Taş ocakları zarar veriyor
1956 yılında çıkarılan orman kanununa eklenen 19. madde ile keçinin ormana sokulmasının yasaklandığını anımsatan Yılmaztürk, bunun teknik ve bilimsel bir düzenlemeden çok yasal bir düzenleme olduğunu belirterek, “Ormancılık keçi hayvanını ortadan kaldırmayı bir amaç haline getirmiştir. Bana göre ormana bağlı bir hayat yaşayan kıl keçisi bir orman ürünüdür. Ormandan faydalanmak sadece odun elde etmek değildir. Hayvancılık sektörü en az ormancılık kadar ülkemiz için gereklidir. Bana göre ormana bağlı bir hayat yaşayan kıl keçisi bir orman ürünüdür. Keçi hayvancılığı ülkemizin en yoksul kesimleri tarafından yapıldığı için bu kesim sesini çıkaramamaktadır. Taş ve maden ocakları ormanlara daha fazla zarar verdiği aşikârdır. Ancak madenciler daha nüfuzlu oldukları için haklarını korumaktadır” görüşünü dile getirdi.

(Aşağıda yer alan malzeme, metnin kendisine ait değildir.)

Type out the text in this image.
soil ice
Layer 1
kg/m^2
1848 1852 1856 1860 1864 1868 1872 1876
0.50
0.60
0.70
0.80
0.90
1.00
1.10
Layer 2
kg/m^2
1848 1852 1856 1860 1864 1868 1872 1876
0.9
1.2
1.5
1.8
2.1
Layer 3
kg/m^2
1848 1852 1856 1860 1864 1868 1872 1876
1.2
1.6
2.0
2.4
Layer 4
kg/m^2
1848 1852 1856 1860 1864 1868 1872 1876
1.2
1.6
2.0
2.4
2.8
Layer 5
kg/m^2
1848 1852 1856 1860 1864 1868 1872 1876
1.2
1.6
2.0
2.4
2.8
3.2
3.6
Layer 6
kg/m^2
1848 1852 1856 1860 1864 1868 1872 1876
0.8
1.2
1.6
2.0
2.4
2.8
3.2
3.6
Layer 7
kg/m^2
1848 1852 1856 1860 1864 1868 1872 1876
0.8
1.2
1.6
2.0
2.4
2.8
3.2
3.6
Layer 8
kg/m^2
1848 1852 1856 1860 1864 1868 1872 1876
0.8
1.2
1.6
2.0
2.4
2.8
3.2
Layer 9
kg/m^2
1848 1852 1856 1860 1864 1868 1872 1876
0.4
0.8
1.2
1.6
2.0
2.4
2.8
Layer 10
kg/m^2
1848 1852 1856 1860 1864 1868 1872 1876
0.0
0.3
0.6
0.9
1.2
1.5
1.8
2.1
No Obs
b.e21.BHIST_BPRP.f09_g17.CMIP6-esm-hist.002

Zootekni Uzmanı Özgün Sözüer ise Yörüklerin keçi otlattığı kermes meşesi alanlarında bulunan meşelerin ağaç ve ormana dönüştüğünü ancak keçilere yasak olan alanlarda söz konusu meşe türünün çalı görünümünde kaldığını dile getirdiği konuşmasında, “keçiler azalınca ormanlar çoğalmadı” görüşünü savundu. Yörüğün yetiştirdiği keçi ürününü pahalıymış gibi algılanabileceğini ancak burada fosil yakıt tüketimi olmadığı için maliyetinin kitlesel üretime göre daha düşük olduğunu kaydeden Sözüer, “örneğin Fransa’da bir kalorilik tarım ürününün fosil yakıt üzerinden maliyeti 6.5, ABD’de ise 9.6 kaloridir. Para üzerinden bakınca Amerikan tarım ürünü dünyanın en ucuzudur ama enerji ve fosil yakıt üzerinden düşünüldüğünde dünyanın en pahalı tarım ürünü olduğu ortaya çıkıyor. Ancak biz bu bilgilerden yoksun olarak yetiştiriyoruz kendimizi ve bunun uzantısı olarak da keçiye ne gerek var. İnsanlar keçi eti yemeyiversinler. Hamburger yesinler. Yoğurt yemesinler, kola içsinler diyoruz” diye konuştu.